Saturday, February 23, 2008

Payday Lending Bill get preliminary approval in CO house

By Ed Duffy

House bill 1310 would cap interest rates by Payday lenders at 45% per year while also putting a limit of $60 per 12 month period on origination fees.

A Payday loan is a small loan, usually between $300 and $500. Typically these loans are made to people who have little or no other access to credit and feel they have no alternative. They can carry effective interest rates as high as 350% or more. Many borrowers continually roll over their loans and can wind up trapped in a perpetual cycle of ever increasing debt.

Some argue that capping interest rates and fees is anti-free market. In most cases I would wholeheartedly agree. In this particular situation though, the practice of ridiculously high fees and interest rates is extremely predatory.
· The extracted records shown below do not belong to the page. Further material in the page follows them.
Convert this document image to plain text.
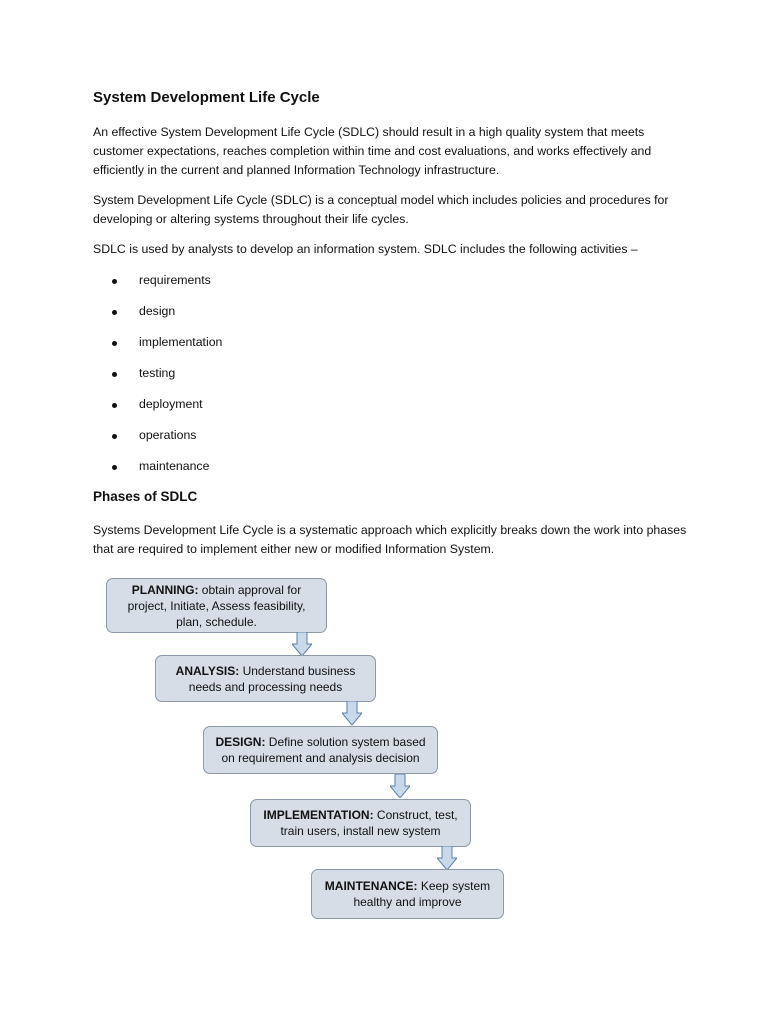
System Development Life Cycle

An effective System Development Life Cycle (SDLC) should result in a high quality system that meets customer expectations, reaches completion within time and cost evaluations, and works effectively and efficiently in the current and planned Information Technology infrastructure.

System Development Life Cycle (SDLC) is a conceptual model which includes policies and procedures for developing or altering systems throughout their life cycles.

SDLC is used by analysts to develop an information system. SDLC includes the following activities –

requirements
design
implementation
testing
deployment
operations
maintenance
Phases of SDLC

Systems Development Life Cycle is a systematic approach which explicitly breaks down the work into phases that are required to implement either new or modified Information System.

PLANNING: obtain approval for project, Initiate, Assess feasibility, plan, schedule.
ANALYSIS: Understand business needs and processing needs
DESIGN: Define solution system based on requirement and analysis decision
IMPLEMENTATION: Construct, test, train users, install new system
MAINTENANCE: Keep system healthy and improve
It takes advantage of people who are not aware that they would be much better off simply not paying their bills and facing the consequences of that, whether it be late fees or even eviction. The result would be to force them to correct their budgets rather than to enter into indentured servitude.

On the other hand, these types of lenders serve a very high risk market. They make emergency loans available to people who couldn't get them anywhere else. If someone chooses to pay an exhorbatant fee for a short term loan, should we assume it's because they're stupid or should they be free to make that choice?

A better option, consistent with free-market principals would be an effort to educate people about finances and alternatives. Maybe more practical economics in public school and less "sensativity training".

The ignorance in economics is not limited to the impoverished. Look at the popularity of "factoring". This is the practice of lending money based on a business' future revenue, often from credit card sales. If you do the math on these set-ups you'll find business owners paying rates of 60% or more for loans extending 6-7 months. Of course you'd be better off just swiping your own credit card, even if it's a high rate one. You could also just have a "super sale" to raise revenue. For example if your mark-up normally gives you a 50% margin and you drop it to 20% for your sale, you're still only giving up half of what you would in a factoring deal and your generating traffic at the same time.

Protecting people from overpaying for services is not the government's job, but as long as we're paying for public education, combating ignorance is.